Anggota Komisi XI DPR, Amir Uskara, di Jakarta, Kamis (6/4), mengatakan selain tidak membebani keuangan negara, metode bail in menutup potensi penyalahgunaan kewenangan oleh sejumlah oknum regulator dan bankir. Pasalnya, dalam beberapa kasus sebelumnya, oknum tersebut terlibat penyalagunaan dana talangan atau bail out.
“Cerita bail out eks Bank Century dan Bantuan Likuiditas Bank Indonesia (BLBI) kepada beberapa bank saat krisis moneter menjadi bukti bahwa sistem tersebut selalu dimanfaatkan bankir nakal dan pihak pengambil keputusan untuk mencari keuntungan pribadi,” kata Amir. Hingga saat ini, jelas Amir, keuangan negara yang semula dimaksudkan untuk menyehatkan bank berdampak sistemik, justru dinikmati para bankir nakal. Bahkan, mereka dengan mudahnya kabur ke luar negeri, tetapi entitas bisnisnya tetap beroperasi dengan baik di Indonesia.
Alhasil, imbuh Amir, utang negara membengkak, salah satunya karena biaya yang dikeluarkan untuk menangani krisis tersebut harus ditanggung bersama-sama oleh rakyat melalui pembayaran pajak. “Ini yang sering dinilai tidak adil karena masyarakat kecil harus menanggung utang akibat ulah para konglomerat-konglomerat hitam,” katanya.
Sebab itu, dia berharap aturan baru OJK tersebut ditanggapi secara positif oleh para bankir untuk membangun bank dengan tata kelola baik. Dengan demikian, bank memiliki reputasi yang terpercaya oleh nasabah, termasuk dalam menangani sengketa dengan nasabahnya.
Lebih Siap
Sebelumnya, Otoritas Jasa Keuangan (OJK) mengeluarkan tiga aturan sebagai tindak lanjut dari keberadaan Undang- Undang Nomor 9 Tahun 2016 tentang Pencegahan dan Penanganan Krisis Sistem Keuangan (UU PPKSK).

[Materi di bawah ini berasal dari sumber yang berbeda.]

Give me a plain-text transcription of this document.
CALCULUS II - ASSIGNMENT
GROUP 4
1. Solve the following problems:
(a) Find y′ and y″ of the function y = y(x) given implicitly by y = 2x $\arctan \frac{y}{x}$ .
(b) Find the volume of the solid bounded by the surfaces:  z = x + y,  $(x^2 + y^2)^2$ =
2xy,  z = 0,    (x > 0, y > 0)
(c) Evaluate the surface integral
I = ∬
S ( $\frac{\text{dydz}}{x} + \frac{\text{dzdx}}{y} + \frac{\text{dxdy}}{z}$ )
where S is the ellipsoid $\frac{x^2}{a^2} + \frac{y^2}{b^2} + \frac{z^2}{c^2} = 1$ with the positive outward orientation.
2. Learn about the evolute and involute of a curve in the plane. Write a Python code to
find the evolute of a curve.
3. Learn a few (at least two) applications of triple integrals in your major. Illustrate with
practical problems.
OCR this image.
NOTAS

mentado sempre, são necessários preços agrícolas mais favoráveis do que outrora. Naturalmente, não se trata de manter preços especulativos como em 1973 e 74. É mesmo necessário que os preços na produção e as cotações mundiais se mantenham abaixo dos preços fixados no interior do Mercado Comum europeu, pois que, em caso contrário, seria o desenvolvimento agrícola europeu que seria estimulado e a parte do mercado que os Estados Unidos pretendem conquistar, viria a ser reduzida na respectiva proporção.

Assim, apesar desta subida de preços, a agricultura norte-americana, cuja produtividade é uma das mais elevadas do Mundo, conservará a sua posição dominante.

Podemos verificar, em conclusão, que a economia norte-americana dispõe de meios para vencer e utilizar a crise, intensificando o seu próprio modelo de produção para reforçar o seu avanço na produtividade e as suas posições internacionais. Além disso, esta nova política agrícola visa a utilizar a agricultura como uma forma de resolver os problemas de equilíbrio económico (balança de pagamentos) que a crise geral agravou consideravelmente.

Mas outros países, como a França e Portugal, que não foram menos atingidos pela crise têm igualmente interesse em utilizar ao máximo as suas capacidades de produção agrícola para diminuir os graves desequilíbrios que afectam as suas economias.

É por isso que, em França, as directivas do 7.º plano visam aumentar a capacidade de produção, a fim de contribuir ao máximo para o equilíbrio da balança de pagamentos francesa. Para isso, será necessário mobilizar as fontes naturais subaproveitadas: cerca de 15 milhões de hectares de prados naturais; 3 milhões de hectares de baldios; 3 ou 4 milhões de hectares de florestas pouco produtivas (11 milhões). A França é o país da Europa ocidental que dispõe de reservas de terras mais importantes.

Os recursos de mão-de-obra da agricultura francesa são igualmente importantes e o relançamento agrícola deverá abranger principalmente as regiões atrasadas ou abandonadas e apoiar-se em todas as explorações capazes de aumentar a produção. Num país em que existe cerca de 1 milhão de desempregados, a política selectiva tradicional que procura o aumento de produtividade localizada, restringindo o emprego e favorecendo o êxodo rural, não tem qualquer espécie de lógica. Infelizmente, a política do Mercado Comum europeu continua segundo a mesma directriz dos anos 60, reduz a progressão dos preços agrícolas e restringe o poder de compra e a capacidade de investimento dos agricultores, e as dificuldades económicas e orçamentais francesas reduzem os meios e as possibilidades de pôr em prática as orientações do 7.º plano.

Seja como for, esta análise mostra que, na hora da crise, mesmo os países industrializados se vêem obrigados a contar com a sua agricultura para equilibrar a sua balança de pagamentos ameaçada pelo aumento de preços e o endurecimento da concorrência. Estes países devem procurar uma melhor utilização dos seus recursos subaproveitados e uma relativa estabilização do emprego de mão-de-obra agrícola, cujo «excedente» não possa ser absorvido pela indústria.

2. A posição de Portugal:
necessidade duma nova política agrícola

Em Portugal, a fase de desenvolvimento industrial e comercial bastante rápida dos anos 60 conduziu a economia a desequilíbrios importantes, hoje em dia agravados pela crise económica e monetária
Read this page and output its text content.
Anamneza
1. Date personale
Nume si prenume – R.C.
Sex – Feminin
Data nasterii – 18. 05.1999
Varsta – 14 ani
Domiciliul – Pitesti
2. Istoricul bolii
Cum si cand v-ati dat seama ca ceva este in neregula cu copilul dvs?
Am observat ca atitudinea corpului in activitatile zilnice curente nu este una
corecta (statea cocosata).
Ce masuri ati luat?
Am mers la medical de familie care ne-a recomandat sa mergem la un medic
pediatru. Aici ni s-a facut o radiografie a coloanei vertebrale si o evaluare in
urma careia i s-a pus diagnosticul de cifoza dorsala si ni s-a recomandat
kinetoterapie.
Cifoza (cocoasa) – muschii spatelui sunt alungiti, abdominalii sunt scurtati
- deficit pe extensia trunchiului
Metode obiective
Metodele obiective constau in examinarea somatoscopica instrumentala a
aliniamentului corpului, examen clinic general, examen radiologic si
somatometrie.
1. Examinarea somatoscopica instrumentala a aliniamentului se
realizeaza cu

Ketiga regulasi tersebut, yakni POJK 14/03/2017 tentang Penetapan Status dan Tindak Lanjut Pengawasan Bank Umum, POJK 15/3/2017 untuk Rencana Aksi bagi Bank Sistemik, dan POJK 16/03/2017 tentang Bank Perantara (Bridge Bank).
Ketua Dewan Komisioner OJK, Muliaman D Hadad, UU PPKSK memberikan mandat landasan hukum bagi OJK dan lembaga atau otoritas lain, untuk menangani stabilitas sistem keuangan yang ada di Indonesia. Selain itu juga, untuk melakukan tindakan dalam upaya mengatasi permasalahan stabilitas sistem keuangan, berdasarkan tugas dan kewenangannya.
Aturan ini berlaku sejak ditetapkan pada tanggal 4 April 2017.